As a senior former Intelligence Branch (IB) official disclosed to this correspondent on the condition of anonymity: “I have no issues with any agency investigating a former employee/boss; unless any personal loyalty exists between the investigating officer and the accused, it will go as per norms. My contention is about the timing of the prod from ED. This has been in the air for a while and it was just a case of a former director getting favours done through government agencies with a hawala trader as a front. Now the scope has been widened.”

So what does the former IB official suspect? Which, is the second part. “I suspect this to be, firstly, a case of political bickering on the spoils of a scam. The spoils add up to hundreds of crores (it was estimated at Rs 136 crore, but other estimates point upwards), there has to be some sharing, without which the corrupt system is bound to hit back. Remember, the state of Telangana was carved out only in June 2014. Dig a little and you will come up with more political wheeler-dealers,” he said.

“Secondly, also, remember that 2G and coal allocation cases were registered during Singh’s tenure,” said the former official. The indication was clear. The other CBI director under investigation, Ranjit Sinha, Singh’s successor, was being probed for the 2G and coal scams.

Singh headed the agency between November 30, 2010 and November 30, 2012. Qureshi had become close to him through Singh’s wife, who was a friend of Qureshi’s wife. Singh (who was not yet the CBI chief) and Qureshi developed an extraordinary “working relationship”.  When Singh became head of the agency, this relationship blossomed.

With his term coming to an end, Singh needed to protect his “investments”. Singh and Sinha were close and it was only natural that Singh recommend Sinha’s name to the ministry to be his successor. That was done and hence Sinha also benefited in getting to know Qureshi and according to the visitors’ diary (log) kept at the CBI director’s residence, Qureshi was a frequent visitor of Sinha.

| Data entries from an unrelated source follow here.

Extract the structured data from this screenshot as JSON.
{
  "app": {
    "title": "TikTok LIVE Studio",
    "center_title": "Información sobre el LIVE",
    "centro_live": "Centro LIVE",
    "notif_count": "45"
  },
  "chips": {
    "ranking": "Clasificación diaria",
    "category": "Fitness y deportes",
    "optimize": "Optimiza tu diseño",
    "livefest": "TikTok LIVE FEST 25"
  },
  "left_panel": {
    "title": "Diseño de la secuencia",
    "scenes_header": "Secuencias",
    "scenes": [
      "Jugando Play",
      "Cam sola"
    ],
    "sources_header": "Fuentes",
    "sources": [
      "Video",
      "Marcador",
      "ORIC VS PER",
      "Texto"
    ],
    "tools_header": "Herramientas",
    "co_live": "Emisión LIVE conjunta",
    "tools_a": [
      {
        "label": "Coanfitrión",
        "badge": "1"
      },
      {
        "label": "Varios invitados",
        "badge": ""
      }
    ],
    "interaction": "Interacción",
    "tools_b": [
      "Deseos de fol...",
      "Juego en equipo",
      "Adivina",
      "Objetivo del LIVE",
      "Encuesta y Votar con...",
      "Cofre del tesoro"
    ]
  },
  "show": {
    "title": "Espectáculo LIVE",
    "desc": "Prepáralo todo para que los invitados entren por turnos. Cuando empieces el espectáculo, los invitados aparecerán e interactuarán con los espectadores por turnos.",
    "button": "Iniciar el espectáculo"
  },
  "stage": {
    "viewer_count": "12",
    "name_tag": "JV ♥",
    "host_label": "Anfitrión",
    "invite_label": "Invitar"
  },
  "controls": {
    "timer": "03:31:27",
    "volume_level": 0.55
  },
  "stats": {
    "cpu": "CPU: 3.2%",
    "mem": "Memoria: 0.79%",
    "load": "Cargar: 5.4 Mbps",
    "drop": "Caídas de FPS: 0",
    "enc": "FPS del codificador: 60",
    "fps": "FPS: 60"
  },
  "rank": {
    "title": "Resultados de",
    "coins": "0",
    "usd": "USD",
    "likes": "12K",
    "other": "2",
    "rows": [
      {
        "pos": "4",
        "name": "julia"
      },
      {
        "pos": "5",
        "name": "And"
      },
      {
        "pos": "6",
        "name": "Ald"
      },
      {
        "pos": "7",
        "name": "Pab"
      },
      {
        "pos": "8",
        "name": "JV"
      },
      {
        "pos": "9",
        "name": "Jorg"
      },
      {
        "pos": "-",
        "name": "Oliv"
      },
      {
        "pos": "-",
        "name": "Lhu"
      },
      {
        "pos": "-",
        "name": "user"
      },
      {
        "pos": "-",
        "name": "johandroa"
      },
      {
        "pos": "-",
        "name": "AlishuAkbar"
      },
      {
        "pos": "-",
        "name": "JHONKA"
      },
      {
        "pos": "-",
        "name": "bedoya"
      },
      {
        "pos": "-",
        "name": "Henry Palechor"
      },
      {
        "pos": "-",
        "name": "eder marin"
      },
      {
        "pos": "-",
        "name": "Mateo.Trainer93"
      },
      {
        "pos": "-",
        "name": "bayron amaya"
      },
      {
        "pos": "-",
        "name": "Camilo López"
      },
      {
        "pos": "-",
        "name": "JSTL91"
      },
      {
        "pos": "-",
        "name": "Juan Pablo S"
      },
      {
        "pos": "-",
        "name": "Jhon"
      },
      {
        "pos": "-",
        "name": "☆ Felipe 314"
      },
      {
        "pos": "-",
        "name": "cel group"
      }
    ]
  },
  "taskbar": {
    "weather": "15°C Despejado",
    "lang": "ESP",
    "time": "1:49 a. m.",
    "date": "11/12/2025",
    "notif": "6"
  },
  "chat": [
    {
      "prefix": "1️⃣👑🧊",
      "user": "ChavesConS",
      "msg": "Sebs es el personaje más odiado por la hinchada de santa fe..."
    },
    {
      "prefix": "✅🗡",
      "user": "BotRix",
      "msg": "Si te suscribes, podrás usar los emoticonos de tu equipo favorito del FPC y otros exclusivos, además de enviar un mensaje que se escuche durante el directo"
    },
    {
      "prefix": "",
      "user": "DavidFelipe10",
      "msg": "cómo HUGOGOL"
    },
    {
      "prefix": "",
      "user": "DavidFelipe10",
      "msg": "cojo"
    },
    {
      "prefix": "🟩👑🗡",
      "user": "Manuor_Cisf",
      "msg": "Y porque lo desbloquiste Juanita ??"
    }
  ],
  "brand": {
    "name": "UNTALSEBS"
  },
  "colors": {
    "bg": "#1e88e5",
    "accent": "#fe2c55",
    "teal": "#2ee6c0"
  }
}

The relationship between Sinha and Singh was always good, and if it did sour, it certainly sprung from an unspoken mandate of faith that was breached. This could lead from several internal as well as external factors.

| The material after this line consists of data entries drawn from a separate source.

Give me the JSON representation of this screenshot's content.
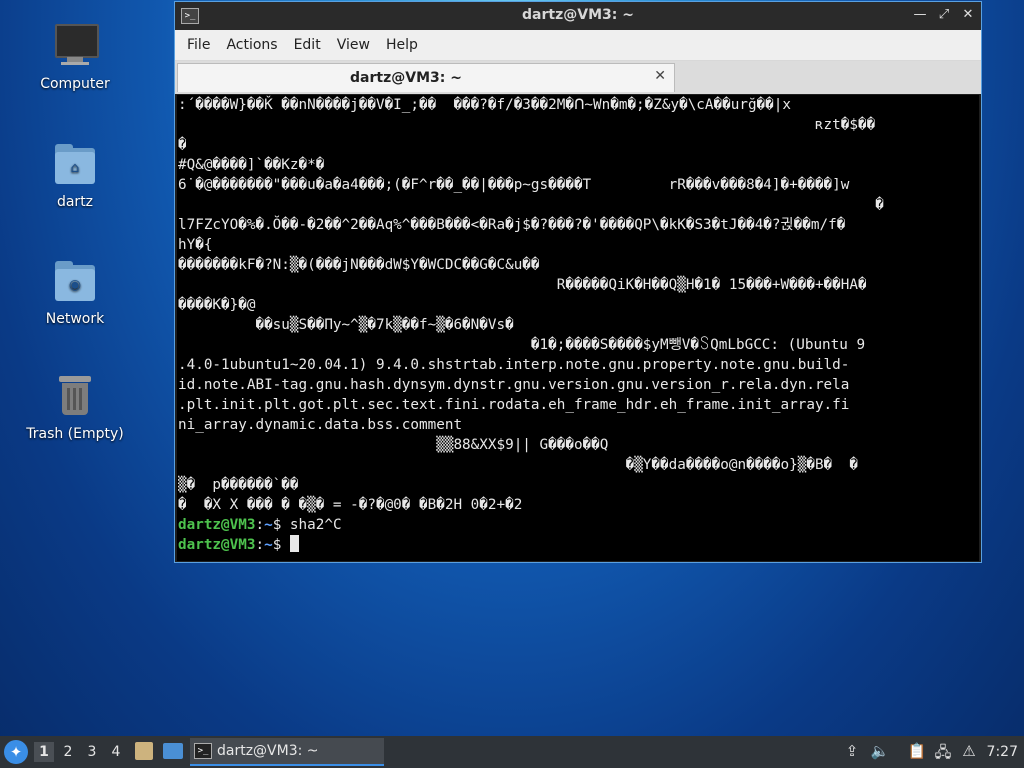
{
  "desktop": {
    "icons": [
      {
        "label": "Computer",
        "icon": "computer-icon"
      },
      {
        "label": "dartz",
        "icon": "home-folder-icon"
      },
      {
        "label": "Network",
        "icon": "network-folder-icon"
      },
      {
        "label": "Trash (Empty)",
        "icon": "trash-icon"
      }
    ]
  },
  "window": {
    "title": "dartz@VM3: ~",
    "buttons": {
      "minimize": "—",
      "maximize": "⤢",
      "close": "✕"
    },
    "menu": [
      "File",
      "Actions",
      "Edit",
      "View",
      "Help"
    ],
    "tab": {
      "label": "dartz@VM3: ~",
      "close": "✕"
    }
  },
  "terminal": {
    "lines": [
      ":´����W}��Ǩ ��nN����j��V�I_;��  ���?�f/�3��2M�ᑎ~Wn�m�;�Z&y�\\cA��urğ��|x",
      "                                                                          ʀzt�$��",
      "�",
      "#Q&@����]`��Kz�*�",
      "6˙�@�������\"���u�a�a4���;(�F^r��_��|���p~gs����T         rR���v���8�4]�+����]w",
      "                                                                                 �",
      "l7FZcYO�%�.Ŏ��-�2��^2��Aq%^���B���<�Ra�j$�?���?�'����QP\\�kK�S3�tJ��4�?귅��m/f�",
      "hY�{",
      "�������kF�?N:▒�(���jN���dW$Y�WCDC��G�C&u��",
      "                                            R�����QiK�H��Q▒H�1� 15���+W���+��HA�",
      "����K�}�@",
      "         ��su▒S��Пy~^▒�7k▒��f~▒�6�N�Vs�",
      "                                         �1�;����S����$yM뺑V�꒚QmLbGCC: (Ubuntu 9",
      ".4.0-1ubuntu1~20.04.1) 9.4.0.shstrtab.interp.note.gnu.property.note.gnu.build-",
      "id.note.ABI-tag.gnu.hash.dynsym.dynstr.gnu.version.gnu.version_r.rela.dyn.rela",
      ".plt.init.plt.got.plt.sec.text.fini.rodata.eh_frame_hdr.eh_frame.init_array.fi",
      "ni_array.dynamic.data.bss.comment",
      "                              ▒▒88&XX$9|| G���o��Q",
      "                                                    �▒Y��da����o@n����o}▒�B�  �",
      "▒�  p������`��",
      "�  �X X ��� � �▒� = -�?�@0� �B�2H 0�2+�2"
    ],
    "prompt_user": "dartz@VM3",
    "prompt_sep": ":",
    "prompt_path": "~",
    "prompt_symbol": "$",
    "command1": " sha2^C",
    "command2": " "
  },
  "taskbar": {
    "start_icon": "lubuntu-start-icon",
    "workspaces": [
      "1",
      "2",
      "3",
      "4"
    ],
    "active_workspace": "1",
    "task_title": "dartz@VM3: ~",
    "clock": "7:27",
    "tray_icons": [
      "update-icon",
      "volume-icon",
      "clipboard-icon",
      "network-icon",
      "notification-icon"
    ]
  }
}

The dependence of the agency (CBI) on its political bosses has always clouded its decision-making process. There is a possibility now that even internal equations maybe have been altered because of this. No clear internal system exists within the agency to separate internal lobbying from the operational side. This is what the senior ex-IB official was referring to.

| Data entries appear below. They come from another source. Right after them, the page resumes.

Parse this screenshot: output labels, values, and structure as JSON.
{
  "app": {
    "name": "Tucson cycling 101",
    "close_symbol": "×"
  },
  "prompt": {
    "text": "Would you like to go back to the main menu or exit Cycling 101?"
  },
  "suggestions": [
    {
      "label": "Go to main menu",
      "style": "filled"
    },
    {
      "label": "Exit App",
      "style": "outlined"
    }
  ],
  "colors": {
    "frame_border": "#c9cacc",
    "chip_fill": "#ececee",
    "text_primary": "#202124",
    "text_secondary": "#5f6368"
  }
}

Sandhi Mukherjee, a former senior IPS officer, who has campaigned for the true independence of investigative and law enforcement agencies, believes that the case of the Supreme Court directing an agency to investigate its own boss is technically a correct one, though it was not up to the Supreme Court to decide or know the internal politics and loyalties in the agency. “There is too much political interference. No agency would be in a position to deliver an impartial investigation. There has to be a different level of oversight. The public needs to be told that justice is available at all times.”

Mukherjee indicated that each boss of an agency creates his own team of loyalists, who remain loyal even after the boss has been removed. So was this the result of a clash of two sets of loyalists? Or was it a loss of faith between two headstrong leaders?

An interesting case just got even more interesting.